As the weeks go by I'll be using this blog as a respository and archive for the shows.

4.11.10

‘Sound comes to the rescue of thought…’ But thought must reluctantly return the favour: some more reading notes on Sonic Warfare



At the core of the book lies a univocal ontology that undermines much extant theorising on sound. The principal claim is that all entities are composed of vibration - to not vibrate is to not exist. Stability occurs only at the level of perception, beneath perception, at the molecular and sub molecular level, matter is in constant flux and this flux is rhythmical.

Vibration, rhythm, concepts traditionally associated with the study of sound are here re-purposed and employed in ontological argument. I’m going to concentrate on a specific consequence of this re-deployment namely the repercussions for any metaphysics of sound (understood here as any theory attempting to grasp what those specific, audible vibrations, we call sound are). For Goodman sound is but a thin, audible slice of a much vaster vibrational spectrum and so we’re advised to move beyond theories of sound that place the listening subject at their centre and make human audition critical in theorising sound’s being. A prominent proponent of such phenomenological thinking is Pierre Schaeffer for whom sound’s essence - the sound object - is largely determined by the listening subject. Accordingly it is not what or how a sound sounds but what the subject does to it when listening that determines its essential nature. What sonic idealism fails to account for, in Goodman’s useful neologism, is unsound - those vibrations that lie beyond the threshold of human perception but are none-the-less affective. This poses a significant problem to any theory of sound - are vibrations, felt but not heard, sound? And if so how do we account for it when models of perception cannot?
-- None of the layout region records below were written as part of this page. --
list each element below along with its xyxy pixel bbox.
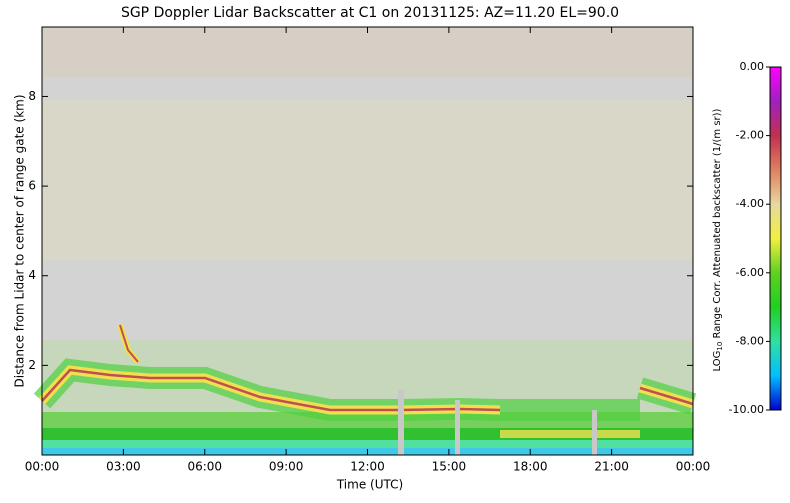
- axes: 00:00 03:00 06:00 09:00 12:00 15:00 18:00 21:00…: [25, 27, 770, 474]
- y-tick-label: 4: [28, 268, 36, 282]
- x-tick-label: 00:00: [676, 460, 711, 474]
- x-tick-label: 21:00: [594, 460, 629, 474]
- colorbar-label: LOG10 Range Corr. Attenuated backscatter…: [712, 108, 724, 371]
- x-tick-label: 00:00: [25, 460, 60, 474]
- colorbar-tick-label: -10.00: [729, 403, 764, 416]
- chart-title: SGP Doppler Lidar Backscatter at C1 on 2…: [121, 5, 619, 21]
- y-tick-label: 6: [28, 179, 36, 193]
- x-tick-label: 18:00: [513, 460, 548, 474]
- y-tick-label: 8: [28, 89, 36, 103]
- colorbar-tick-label: -2.00: [736, 129, 764, 142]
- y-axis-label: Distance from Lidar to center of range g…: [13, 94, 27, 387]
- x-axis-label: Time (UTC): [336, 478, 403, 492]
- y-tick-label: 2: [28, 358, 36, 372]
- colorbar-tick-label: 0.00: [740, 60, 765, 73]
- x-tick-label: 09:00: [269, 460, 304, 474]
- x-tick-label: 06:00: [187, 460, 222, 474]
- heatmap-field: [33, 27, 697, 455]
- colorbar-tick-label: -6.00: [736, 266, 764, 279]
- x-tick-label: 03:00: [106, 460, 141, 474]
- colorbar: [769, 66, 782, 411]
- x-tick-label: 12:00: [350, 460, 385, 474]
- colorbar-label-base: LOG: [712, 351, 723, 372]
- colorbar-label-subscript: 10: [716, 342, 724, 351]
- x-tick-label: 15:00: [432, 460, 467, 474]
- colorbar-tick-label: -4.00: [736, 197, 764, 210]
- colorbar-tick-label: -8.00: [736, 334, 764, 347]
- colorbar-label-text: Range Corr. Attenuated backscatter (1/(m…: [712, 108, 723, 341]
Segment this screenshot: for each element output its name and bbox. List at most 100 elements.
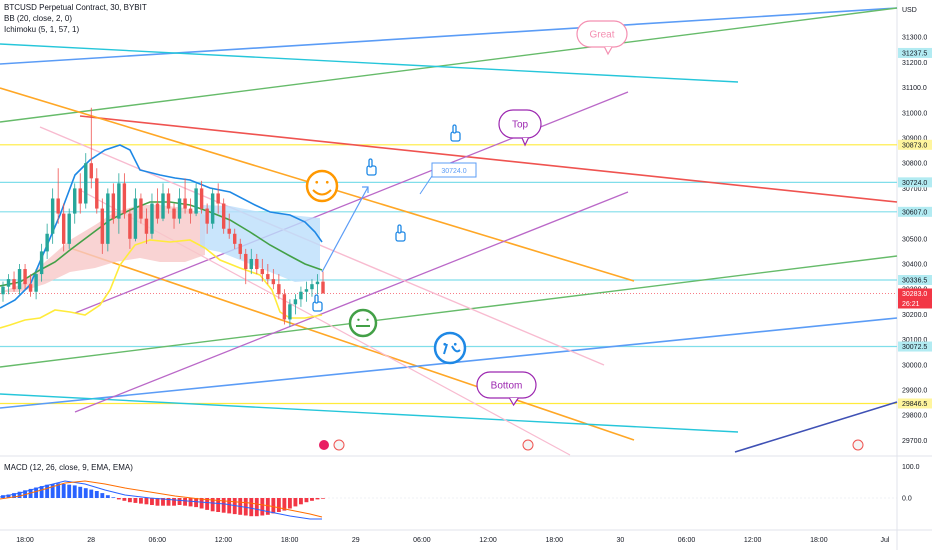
candle-body — [39, 251, 44, 275]
candle-body — [194, 188, 198, 214]
candle-body — [122, 183, 127, 214]
macd-hist-bar — [34, 487, 39, 498]
time-tick-label: 18:00 — [281, 537, 299, 544]
candle-body — [95, 178, 99, 209]
candle-body — [227, 228, 231, 234]
candle-body — [172, 208, 176, 219]
candle-body — [216, 193, 220, 204]
neutral-eye — [366, 318, 369, 321]
countdown-box — [898, 298, 932, 309]
macd-hist-bar — [243, 498, 248, 516]
macd-hist-bar — [127, 498, 132, 503]
candle-body — [271, 279, 276, 285]
candle-body — [277, 284, 281, 295]
price-tick-label: 30100.0 — [902, 337, 927, 344]
trend-line — [734, 401, 898, 453]
macd-hist-bar — [299, 498, 303, 505]
great-bubble-tail — [603, 46, 613, 56]
candle-body — [183, 198, 187, 209]
macd-hist-bar — [12, 493, 16, 498]
countdown-label: 26:21 — [902, 301, 920, 308]
neutral-face-icon — [348, 308, 378, 338]
candle-body — [106, 193, 110, 244]
candle-body — [310, 284, 314, 290]
happy-eye — [325, 180, 329, 184]
macd-hist-bar — [111, 497, 116, 498]
candles-group — [1, 107, 325, 327]
macd-hist-bar — [67, 484, 72, 498]
macd-hist-bar — [100, 493, 105, 498]
legend-macd: MACD (12, 26, close, 9, EMA, EMA) — [4, 463, 133, 472]
time-tick-label: Jul — [881, 537, 890, 544]
macd-hist-bar — [199, 498, 204, 509]
happy-eye — [315, 180, 319, 184]
macd-hist-bar — [166, 498, 171, 506]
candle-body — [89, 163, 93, 179]
time-tick-label: 28 — [87, 537, 95, 544]
price-tick-label: 30200.0 — [902, 312, 927, 319]
price-tag-box — [898, 341, 932, 352]
candle-body — [238, 243, 242, 254]
confused-face-icon — [433, 331, 467, 365]
candle-body — [144, 218, 149, 234]
macd-hist-bar — [205, 498, 210, 510]
macd-hist-bar — [315, 498, 320, 500]
macd-hist-bar — [133, 498, 138, 503]
candle-body — [100, 208, 105, 244]
candle-body — [249, 258, 253, 270]
price-tag-box — [898, 398, 932, 409]
macd-hist-bar — [122, 498, 127, 501]
macd-hist-bar — [61, 484, 66, 498]
candle-body — [28, 284, 33, 292]
trend-line — [0, 255, 898, 368]
trend-line — [39, 126, 605, 366]
price-tick-label: 30400.0 — [902, 262, 927, 269]
price-tag-label: 30873.0 — [902, 142, 927, 149]
candle-body — [288, 304, 292, 320]
price-tick-label: 31000.0 — [902, 110, 927, 117]
candle-body — [61, 213, 66, 244]
lightning-event-icon — [319, 440, 329, 450]
candle-body — [221, 203, 226, 229]
price-tick-label: 30800.0 — [902, 161, 927, 168]
projection-arrow-head — [362, 186, 369, 193]
candle-body — [128, 213, 132, 239]
price-tag-box — [898, 275, 932, 286]
candle-body — [210, 193, 215, 224]
macd-hist-bar — [150, 498, 154, 505]
candle-body — [17, 269, 22, 290]
top-label: Top — [512, 120, 529, 131]
macd-hist-bar — [72, 485, 77, 498]
macd-hist-bar — [172, 498, 176, 506]
macd-hist-bar — [210, 498, 215, 512]
macd-hist-bar — [249, 498, 254, 517]
bottom-label: Bottom — [491, 381, 523, 392]
trend-line — [69, 247, 635, 441]
macd-hist-bar — [161, 498, 165, 506]
candle-body — [282, 294, 287, 320]
macd-hist-bar — [254, 498, 259, 517]
candle-body — [6, 279, 11, 287]
price-tag-label: 30336.5 — [902, 278, 927, 285]
confused-eye — [453, 342, 457, 346]
candle-body — [321, 281, 325, 294]
bb-lower-band — [0, 239, 323, 329]
time-tick-label: 18:00 — [16, 537, 34, 544]
price-tick-label: 31100.0 — [902, 85, 927, 92]
macd-hist-bar — [293, 498, 298, 507]
macd-hist-bar — [94, 491, 99, 498]
candle-body — [315, 281, 320, 285]
time-tick-label: 30 — [616, 537, 624, 544]
candle-body — [67, 213, 71, 244]
macd-hist-bar — [56, 483, 61, 498]
macd-hist-bar — [276, 498, 281, 512]
macd-hist-bar — [260, 498, 265, 516]
candle-body — [78, 188, 82, 204]
macd-hist-bar — [83, 488, 88, 498]
trend-line — [0, 393, 739, 433]
candle-body — [205, 208, 209, 224]
macd-hist-bar — [183, 498, 187, 506]
time-tick-label: 12:00 — [479, 537, 497, 544]
candle-body — [260, 269, 265, 275]
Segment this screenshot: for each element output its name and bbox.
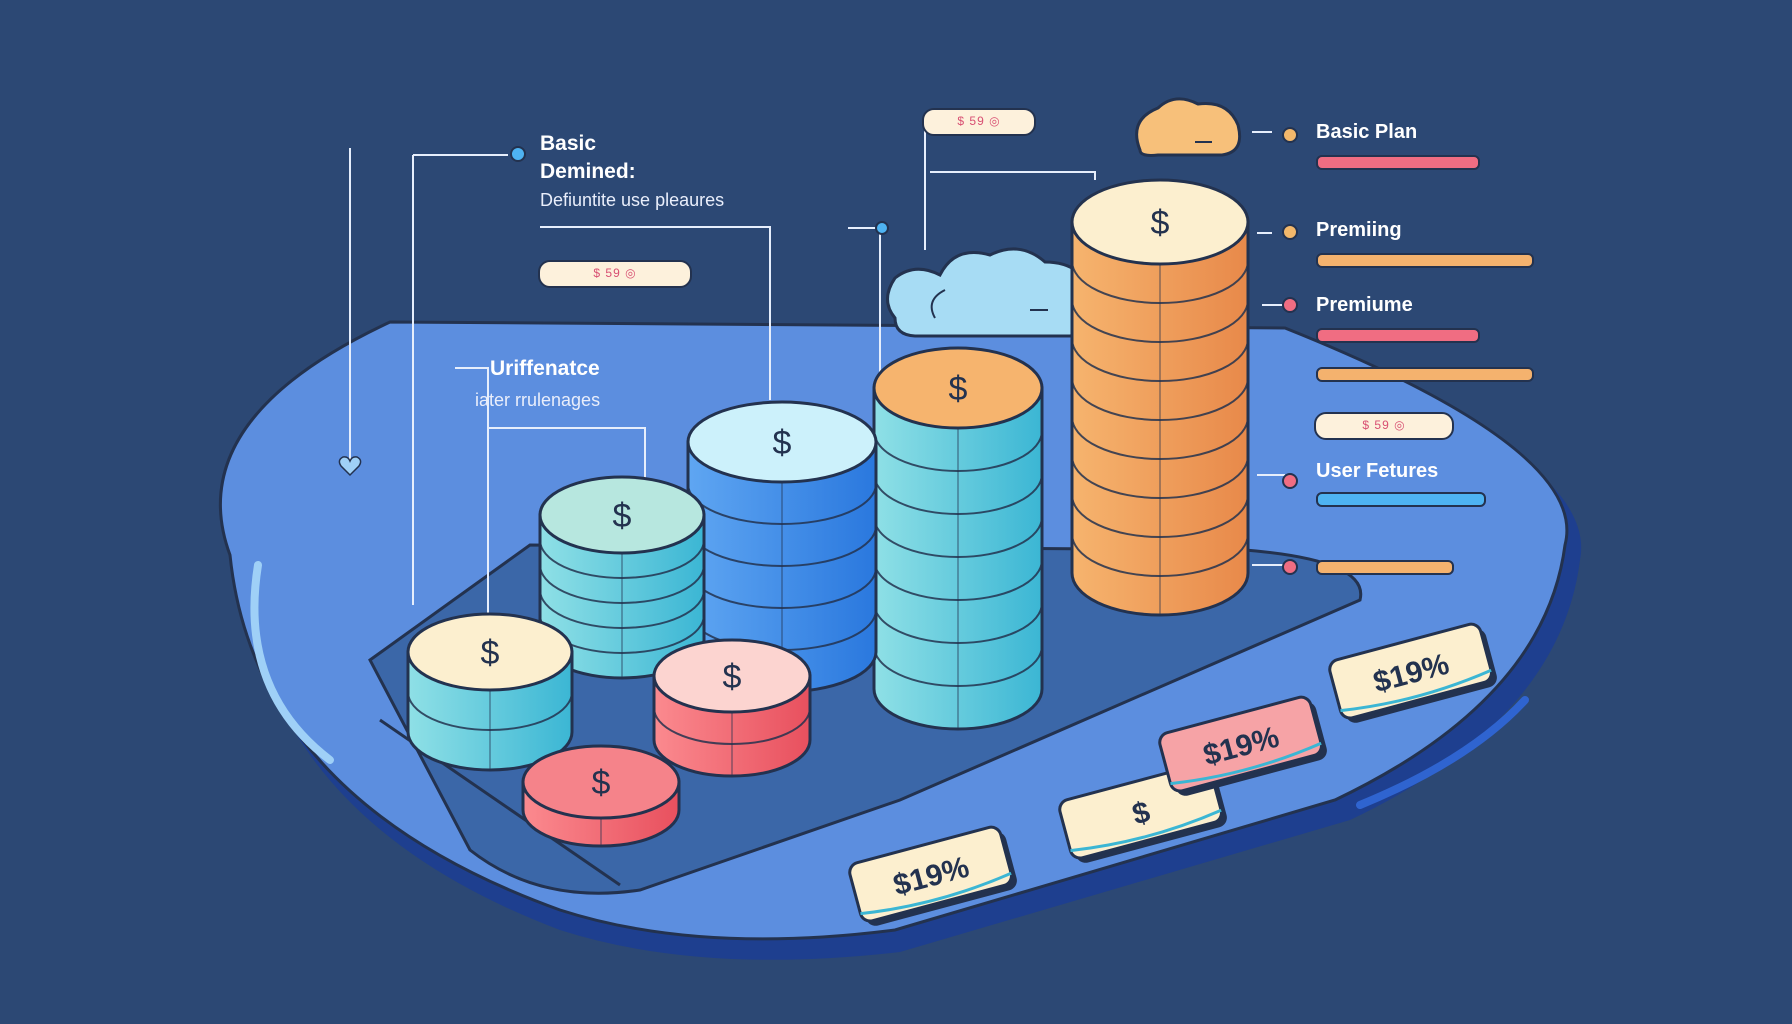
price-tag: $19%	[1158, 695, 1327, 796]
leader-lines	[349, 117, 1285, 615]
dot	[510, 146, 526, 162]
dollar-icon: $	[481, 634, 500, 672]
differentiate-title: Uriffenatce	[490, 357, 600, 380]
coin-stack-mint: $	[538, 475, 706, 680]
legend-dot	[1282, 297, 1298, 313]
legend-label: Basic Plan	[1316, 121, 1418, 143]
cloud-icon	[886, 247, 1098, 338]
dot	[875, 221, 889, 235]
basic-description: Defiuntite use pleaures	[540, 190, 725, 210]
legend-bar	[1316, 367, 1534, 382]
heart-icon	[338, 456, 362, 477]
legend-bar	[1316, 492, 1486, 507]
legend-bar	[1316, 560, 1454, 575]
legend-bar	[1316, 328, 1480, 343]
legend-bar	[1316, 253, 1534, 268]
coin-single-red: $	[521, 744, 681, 848]
dollar-icon: $	[592, 764, 611, 802]
legend-dot	[1282, 559, 1298, 575]
price-pill: $ 59 ◎	[538, 260, 692, 288]
coin-stack-tall: $	[1070, 178, 1250, 617]
dollar-icon: $	[613, 497, 632, 535]
dollar-icon: $	[1151, 204, 1170, 242]
basic-title: Basic	[540, 132, 597, 155]
cloud-icon	[1135, 97, 1242, 157]
coin-stack-small: $	[406, 612, 574, 772]
coin-stack-teal: $	[872, 346, 1044, 731]
price-tag: $19%	[848, 825, 1017, 926]
coin-stack-red: $	[652, 638, 812, 778]
dollar-icon: $	[949, 370, 968, 408]
dollar-icon: $	[723, 658, 742, 696]
legend-label: Premiing	[1316, 219, 1402, 241]
differentiate-description: iater rrulenages	[475, 390, 601, 410]
price-tags: $19%$$19%$19%	[848, 622, 1497, 926]
legend-dot	[1282, 224, 1298, 240]
legend-dot	[1282, 127, 1298, 143]
legend-label: User Fetures	[1316, 460, 1439, 482]
dollar-icon: $	[773, 424, 792, 462]
price-tag: $19%	[1328, 622, 1497, 723]
price-pill: $ 59 ◎	[922, 108, 1036, 136]
legend-bar	[1316, 155, 1480, 170]
price-pill: $ 59 ◎	[1314, 412, 1454, 440]
legend-dot	[1282, 473, 1298, 489]
legend-label: Premiume	[1316, 294, 1413, 316]
basic-subtitle: Demined:	[540, 160, 636, 183]
coin-stacks: $ $ $ $ $ $ $	[406, 178, 1250, 848]
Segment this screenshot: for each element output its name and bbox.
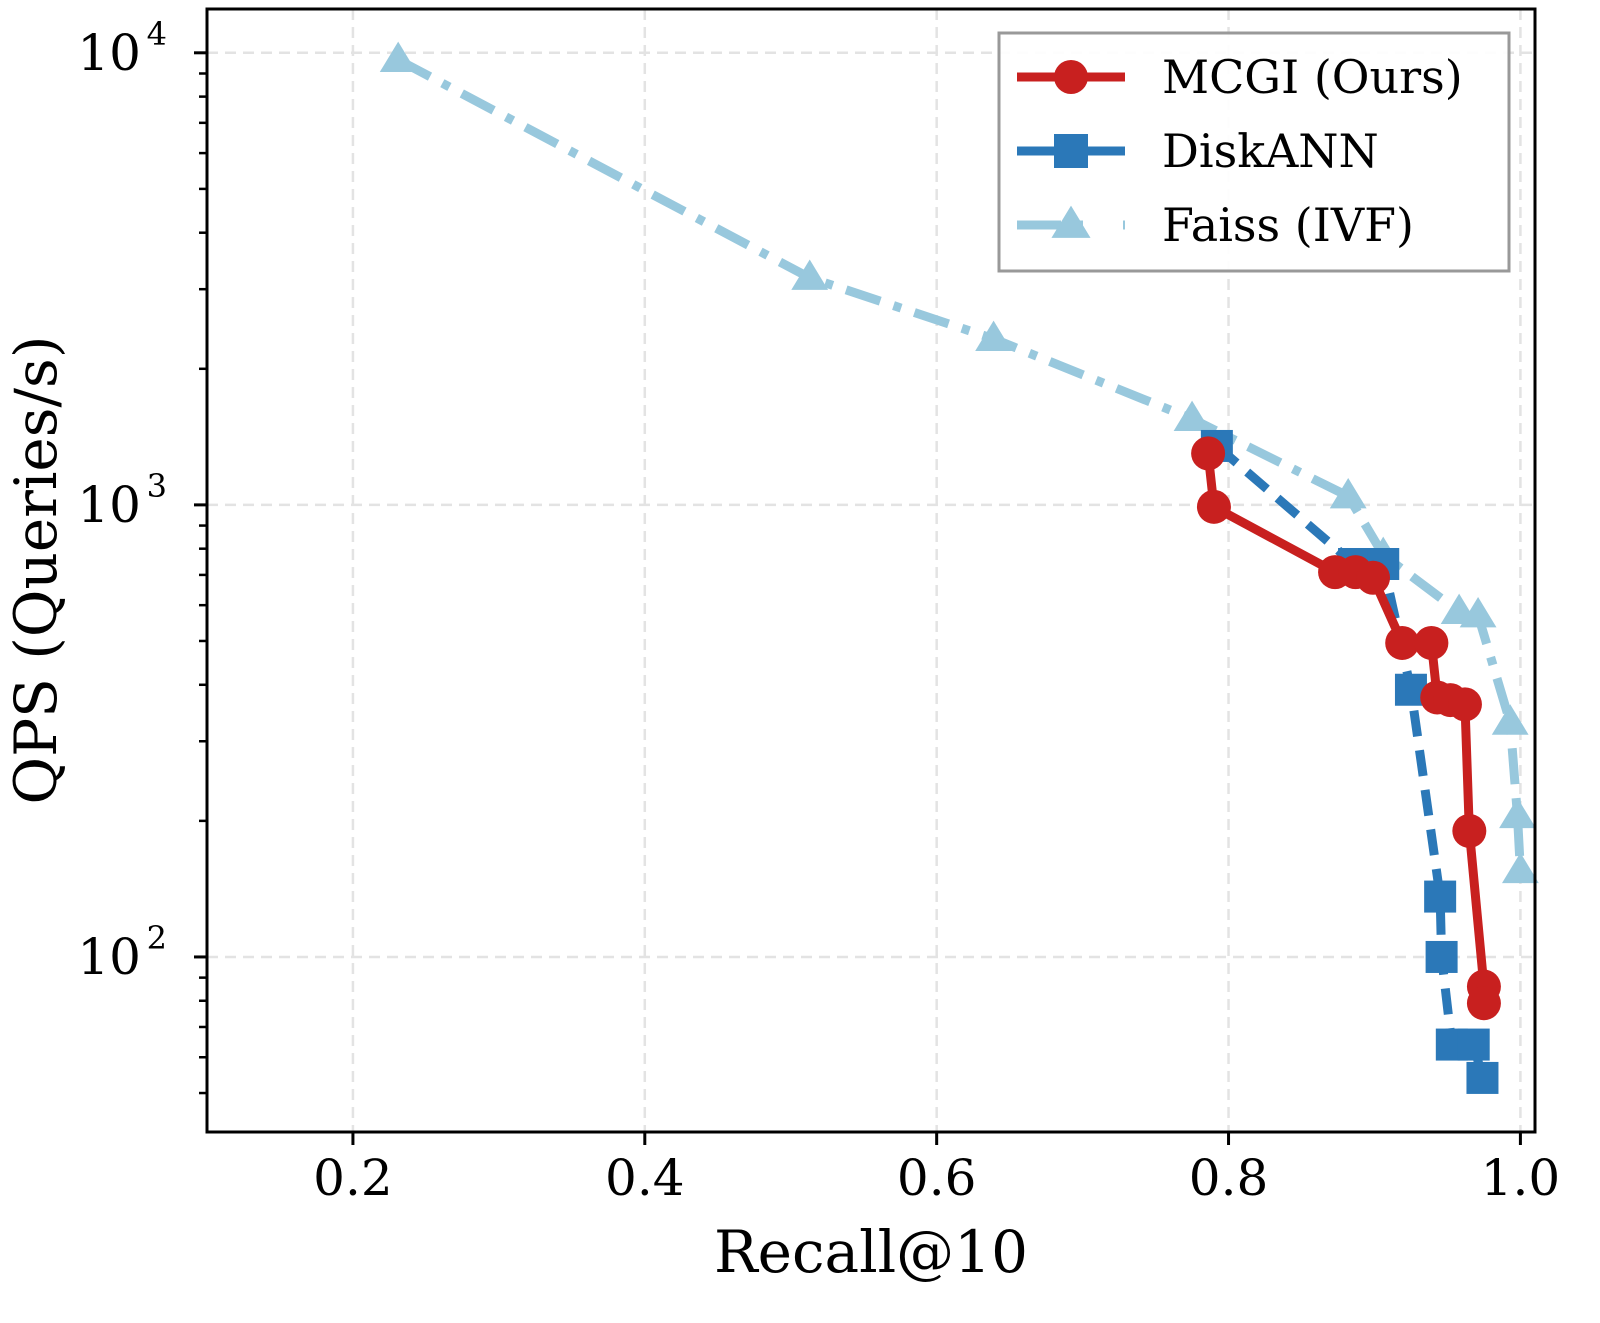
plot-frame <box>205 7 1537 1134</box>
data-point <box>1466 1061 1499 1094</box>
data-point <box>1424 880 1457 913</box>
data-point <box>1356 560 1391 595</box>
data-point <box>1425 940 1458 973</box>
y-tick-base: 10 <box>77 24 141 82</box>
series-diskann <box>1200 429 1499 1094</box>
data-point <box>1173 400 1211 431</box>
data-point <box>1499 797 1536 829</box>
data-point <box>1447 687 1482 722</box>
x-axis-label: Recall@10 <box>714 1218 1028 1286</box>
data-point <box>1191 436 1226 471</box>
legend-entry: Faiss (IVF) <box>1017 198 1414 252</box>
data-point <box>1457 1028 1490 1061</box>
legend-marker-circle-icon <box>1054 60 1088 94</box>
legend: MCGI (Ours) DiskANN Faiss (IVF) <box>997 31 1511 273</box>
legend-label: MCGI (Ours) <box>1162 50 1463 104</box>
y-tick-base: 10 <box>77 928 141 986</box>
y-tick-exponent: 4 <box>147 15 167 53</box>
y-tick-label: 10 2 <box>77 919 167 986</box>
series-mcgi-ours <box>1191 436 1501 1021</box>
legend-marker-square-icon <box>1054 134 1088 168</box>
data-point <box>1196 489 1231 524</box>
data-point <box>1452 813 1487 848</box>
y-axis-label: QPS (Queries/s) <box>2 336 70 805</box>
data-point <box>1329 477 1367 509</box>
legend-label: Faiss (IVF) <box>1162 198 1414 252</box>
y-tick-label: 10 3 <box>77 467 167 534</box>
x-tick-label: 0.2 <box>313 1149 393 1207</box>
data-point <box>1385 625 1420 660</box>
data-point <box>1459 597 1497 628</box>
legend-entry: DiskANN <box>1017 124 1379 178</box>
x-tick-label: 0.6 <box>897 1149 977 1207</box>
x-tick-label: 0.8 <box>1189 1149 1269 1207</box>
data-point <box>1491 704 1529 735</box>
legend-marker-triangle-icon <box>1051 205 1091 238</box>
series-line <box>1213 442 1487 1080</box>
data-point <box>1502 852 1539 884</box>
data-point <box>1466 986 1501 1021</box>
data-point <box>379 41 417 72</box>
x-tick-label: 0.4 <box>605 1149 685 1207</box>
data-point <box>975 320 1012 351</box>
x-tick-label: 1.0 <box>1481 1149 1561 1207</box>
series-layer <box>379 41 1539 1094</box>
data-point <box>1414 625 1449 660</box>
y-tick-base: 10 <box>77 476 141 534</box>
y-tick-label: 10 4 <box>77 15 167 82</box>
series-line <box>396 55 1525 872</box>
y-tick-exponent: 2 <box>147 919 167 957</box>
y-tick-exponent: 3 <box>147 467 167 505</box>
legend-entry: MCGI (Ours) <box>1017 50 1463 104</box>
axes <box>205 7 1537 1134</box>
data-point <box>791 259 829 290</box>
legend-label: DiskANN <box>1162 124 1379 178</box>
Goodman’s solution is a non-anthropocentric ecology of affects where one entity (human or otherwise) affects another with its vibration. Internal vibrations, at a singular threshold, spill out into the world and reach other entities. This occurs prior to the division of subject and object and so prior to perception. An example lifted from Brain Massumi’s work on the affective sensorium: a car screeches dangerously towards you and, before you have recognised the sensation as sound, your body leaps out of harm’s way. Here the primary vibration startles and excites before the sound is meaningful. While sympathetic to Goodman’s attempt to problemetize and widen the limits of auditory experience, he is too hasty in the tout court rejection of anthropocentrism. Metaphysics of sound have long placed the human at their centre because sound is in part a human phenomenon. This isn’t to say, with the strict phenomenologists, that listening is essential to the existence of sound, but rather that it is in part a product of a very human relation to vibration. From the perspective of a theory attempting to grasp a human centred phenomena - sound - it seems retrogressive to remove the human subject. This has long been a challenge to any attempt at sonic realism: how do we understand sounds as independent objects (or events) when they are, at least partially, reliant upon human audition for there nature? Goodman’s rejection of anthropocentrism may also be troublesome for his own ecology of affects. Does not unsound have a specifically human quota? Is there not a range, albeit larger than that of audition, within which a vibration can affect the human body? And wouldn’t it be wise to start mapping this?

Another way around the unsound problem is to propose a non-Schaefferian sound object dichotomously composed of sound and unsound. Stretching Goodman’s notion a fair bit, unsound here would designate a sound object`s primary, vibrational qualities. Not just infra and ultra sonics but all transmitted (air bound) vibrations would be unsound. This dimension of the sound object would only be open to mathematical elaboration. Sound for its part would be the result of human interaction with unsound and emergent via affect, perception or an admixture of both.